Some memory may come back, the doctor said, but most of that night is gone for good.

"I think it's unlikely that she'll get a lot back," Sprehe said. "But she may get some back. . . . I think the post-concussion syndrome, the dementia, the amount of dementia I saw, is probably real."

Sprehe said he met with Gaime for nearly two hours at the jail on May 22, less than six weeks after the incident and 18 days after she was arrested.

Sprehe said Gaime theorized about what might have happened.

He said she told him maybe the family was attacked by an intruder, or maybe by her older son.

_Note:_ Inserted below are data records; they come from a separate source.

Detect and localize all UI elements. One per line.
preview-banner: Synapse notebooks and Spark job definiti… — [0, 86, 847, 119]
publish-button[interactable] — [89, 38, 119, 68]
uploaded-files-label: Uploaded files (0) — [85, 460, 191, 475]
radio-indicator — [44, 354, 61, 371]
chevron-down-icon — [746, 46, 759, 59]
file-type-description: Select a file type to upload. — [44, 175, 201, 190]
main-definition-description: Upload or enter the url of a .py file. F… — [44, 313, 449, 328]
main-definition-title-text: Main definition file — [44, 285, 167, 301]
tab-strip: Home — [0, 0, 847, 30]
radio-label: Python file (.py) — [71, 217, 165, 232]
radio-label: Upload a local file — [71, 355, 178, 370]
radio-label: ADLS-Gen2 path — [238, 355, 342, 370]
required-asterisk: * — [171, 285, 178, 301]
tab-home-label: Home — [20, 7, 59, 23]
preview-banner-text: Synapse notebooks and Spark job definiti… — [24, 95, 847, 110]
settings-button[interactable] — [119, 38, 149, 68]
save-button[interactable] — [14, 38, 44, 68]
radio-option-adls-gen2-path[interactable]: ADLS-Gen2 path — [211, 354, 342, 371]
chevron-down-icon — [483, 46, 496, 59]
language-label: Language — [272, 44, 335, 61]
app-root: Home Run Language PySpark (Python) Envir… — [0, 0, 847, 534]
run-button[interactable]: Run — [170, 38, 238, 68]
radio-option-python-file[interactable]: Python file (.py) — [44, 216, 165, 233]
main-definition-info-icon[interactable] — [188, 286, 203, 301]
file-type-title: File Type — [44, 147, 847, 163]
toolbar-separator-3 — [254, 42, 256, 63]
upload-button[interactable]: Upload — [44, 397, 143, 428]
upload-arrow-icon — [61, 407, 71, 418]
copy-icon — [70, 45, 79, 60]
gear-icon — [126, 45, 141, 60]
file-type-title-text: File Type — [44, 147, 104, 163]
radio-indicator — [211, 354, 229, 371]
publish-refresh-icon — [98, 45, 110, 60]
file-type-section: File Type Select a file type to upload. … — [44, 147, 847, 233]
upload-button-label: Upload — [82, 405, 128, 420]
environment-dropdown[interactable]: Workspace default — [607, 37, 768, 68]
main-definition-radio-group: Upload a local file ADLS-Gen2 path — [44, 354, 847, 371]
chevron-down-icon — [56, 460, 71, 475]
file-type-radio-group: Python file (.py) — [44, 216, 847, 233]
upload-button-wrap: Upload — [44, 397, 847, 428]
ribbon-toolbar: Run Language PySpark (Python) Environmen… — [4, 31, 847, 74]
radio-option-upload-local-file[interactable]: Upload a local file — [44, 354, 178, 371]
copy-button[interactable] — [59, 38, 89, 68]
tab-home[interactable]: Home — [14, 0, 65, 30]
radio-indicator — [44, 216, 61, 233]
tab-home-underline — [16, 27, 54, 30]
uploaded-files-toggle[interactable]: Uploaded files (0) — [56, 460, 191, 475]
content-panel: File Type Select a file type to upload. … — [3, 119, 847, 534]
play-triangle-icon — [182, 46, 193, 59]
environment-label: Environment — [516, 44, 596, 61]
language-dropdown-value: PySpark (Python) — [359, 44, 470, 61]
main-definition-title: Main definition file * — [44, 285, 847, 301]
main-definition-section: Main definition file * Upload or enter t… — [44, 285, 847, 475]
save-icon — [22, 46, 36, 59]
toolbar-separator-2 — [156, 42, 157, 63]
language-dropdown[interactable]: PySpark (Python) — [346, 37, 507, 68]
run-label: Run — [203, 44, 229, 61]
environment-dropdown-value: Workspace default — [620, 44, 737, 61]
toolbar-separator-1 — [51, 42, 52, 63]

"That was another one of her theories, incidentally, that Adam may have been a bad boy and perpetrated things," the doctor said. "She said, "Adam threatened to kill Mathew several times last night. He has been very aggressive towards Mathew. . . . Adam was saying he wished Mathew would die and that he had never been born.' "

Sprehe said Gaime was never able to explain how she suffered her injuries.

"One of the theories was that she was attacked by an assailant. One theory was that maybe she was attacked by her son," Sprehe said. "One of the theories was that maybe she fell down the stairs. These are all theories."

Sprehe said he gave little weight to her theories.

"She tried to manufacture explanations for things based on stuff she had heard," he told prosecutor Phil Van Allen. "You see that in people who have amnesia."

Adam has been turned over to his father, Stephen Rotell. The boy has never, in any court document or statement, been the subject of an investigation. Prosecutors accuse Gaime alone.

Gaime remained Tuesday in the Pasco County jail at Land O'Lakes without bail. No trial date has been set.